Dix ans après, il reste beaucoup de choses du « non » au référendum du 29 mai 2005 sur le traité constitutionnel européen ! Revenir sur ce vote n’est pas en rester à la nostalgie de notre victoire. C’est plutôt aider à bien comprendre quel moment fondateur fut ce vote et la campagne électorale. On ne peut pas comprendre le présent politique du pays sans mesurer la rupture de 2005.
Souvenez-vous du paysage : Hollande et Sarkozy ensemble à une de Paris match pour appeler à voter « oui », le déchaînement médiatique contre le « non de gauche », la vague citoyenne levée par les collectifs unitaires et l’action commune des partis et groupes et associations liées à l’autre gauche. La puissance de la brèche ouverte par la décision de la CGT d’appeler au vote non. Puis l’énormité de la victoire acquise contre tous les appareils dominants de la vie du pays. Et ce moment si incroyable où tout ce que ce pays compte de pouvoirs constitués se laissa aller à des crises de rage publiques. La palme ici revenant à Serge July de « Libération » injuriant les électeurs du « non » dans son éditorial. La suite fut une succession de coups de forces contre le vote du peuple.
Depuis cette séquence, le vote « non » et le viol de la volonté populaire par le congrès de Versailles adoptant un copié-collé mélangé du texte rejeté par le peuple, la démocratie française est frappée à mort par une crise d’illégitimité fondamentale. Et parmi tout ce qui est mort dans cette affaire, évidemment c’est d’abord l’Union européenne, cette chose usurpée qui l’est le plus définitivement. Mais du côté de l’Eurocratie, cette première que fut le droit de passer par-dessus le vote populaire de deux pays fondateurs comme la France et les Pays-Bas fonctionna comme un signal : désormais tout est permis et la volonté populaire est chose nulle. L’actualité est toujours sur les mêmes rails. Les avancées de l’intégration européenne se font toutes sur le mode de l’augmentation du pouvoir autoritaire « des institutions » pour faire respecter par la force, et contre les votes populaires et même ceux des assemblées, les « règles économiques » contenues dans les traités. L’ordo libéralisme voulu par la droite allemande et ses portes serviettes du PS a tous les pouvoirs.

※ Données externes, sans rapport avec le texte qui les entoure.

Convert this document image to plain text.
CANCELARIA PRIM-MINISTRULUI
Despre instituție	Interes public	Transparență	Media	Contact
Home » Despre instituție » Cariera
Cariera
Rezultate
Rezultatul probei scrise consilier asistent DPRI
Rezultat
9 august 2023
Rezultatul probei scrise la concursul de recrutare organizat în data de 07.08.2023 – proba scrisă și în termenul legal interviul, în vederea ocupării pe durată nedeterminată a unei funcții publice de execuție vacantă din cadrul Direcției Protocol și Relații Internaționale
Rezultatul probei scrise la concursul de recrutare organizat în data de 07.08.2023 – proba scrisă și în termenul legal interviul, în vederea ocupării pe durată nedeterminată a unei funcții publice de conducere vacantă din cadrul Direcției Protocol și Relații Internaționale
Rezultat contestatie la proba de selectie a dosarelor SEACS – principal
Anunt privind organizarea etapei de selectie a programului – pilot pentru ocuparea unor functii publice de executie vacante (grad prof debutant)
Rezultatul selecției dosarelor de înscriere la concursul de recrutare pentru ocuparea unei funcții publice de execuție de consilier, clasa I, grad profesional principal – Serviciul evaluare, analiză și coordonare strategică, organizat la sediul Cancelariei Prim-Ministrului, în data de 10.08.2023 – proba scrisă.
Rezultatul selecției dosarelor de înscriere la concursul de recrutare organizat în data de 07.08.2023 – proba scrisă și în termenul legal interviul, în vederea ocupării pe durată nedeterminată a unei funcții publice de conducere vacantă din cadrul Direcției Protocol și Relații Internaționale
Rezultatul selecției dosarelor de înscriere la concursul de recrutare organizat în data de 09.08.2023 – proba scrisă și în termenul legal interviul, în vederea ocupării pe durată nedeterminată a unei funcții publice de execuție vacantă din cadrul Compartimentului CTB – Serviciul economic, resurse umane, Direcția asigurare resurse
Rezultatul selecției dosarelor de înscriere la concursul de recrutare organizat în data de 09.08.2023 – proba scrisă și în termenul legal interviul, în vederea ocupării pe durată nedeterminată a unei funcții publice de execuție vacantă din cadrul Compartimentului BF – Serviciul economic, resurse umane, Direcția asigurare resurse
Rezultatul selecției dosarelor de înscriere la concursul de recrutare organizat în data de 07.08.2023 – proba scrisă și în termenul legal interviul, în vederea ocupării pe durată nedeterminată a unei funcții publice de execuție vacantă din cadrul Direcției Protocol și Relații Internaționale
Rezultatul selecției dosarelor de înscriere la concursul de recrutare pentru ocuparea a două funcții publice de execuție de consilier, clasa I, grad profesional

Le vote du 29 mai 2005 était un vote du peuple contre l’oligarchie. Peut-être était-ce la première fois qu’on voyait aussi clairement la collusion entre les principaux partis de gouvernement, les grands médias, leurs journalistes vedettes, le grand patronat et la bonne société. Que ceux qui doutent de l’existence de l’oligarchie se rappellent de 2005 ! Le « non » était un vote du peuple. Le « non » était majoritaire dans 84 départements sur 100. Seuls les départements les plus riches, et les plus à droite ont majoritairement voté « oui ». C’était un vote du peuple en lutte pour sa souveraineté contre un « carcan » politique et économique libéral. Un vote du peuple appuyé sur un solide vote de classe : près de 80% des ouvriers avaient voté « non ». De ce point de vue, rien n’a changé depuis. Les médiacrâtes s’évertuent à dénigrer le « non » et à le réduire à un vote d’extrême-droite. Ils effacent ou minorent le « non de gauche » pourtant majoritaire dans les urnes comme l’ont indiqué les sondages de l’époque. C’est qu’ils ont en souvenir la grande peur que nous leur avons infligé et l’immense raclée qu’ils ont reçus des urnes. C’est que le vote « non » était un vote du peuple contre eux, leur système et leur Europe libérale. C’était déjà en quelque sorte un vote « qu’ils s’en aillent tous ». Que les sondages disent que le « non » ferait un score encore plus important aujourd’hui montre que cette revendication a encore grandi.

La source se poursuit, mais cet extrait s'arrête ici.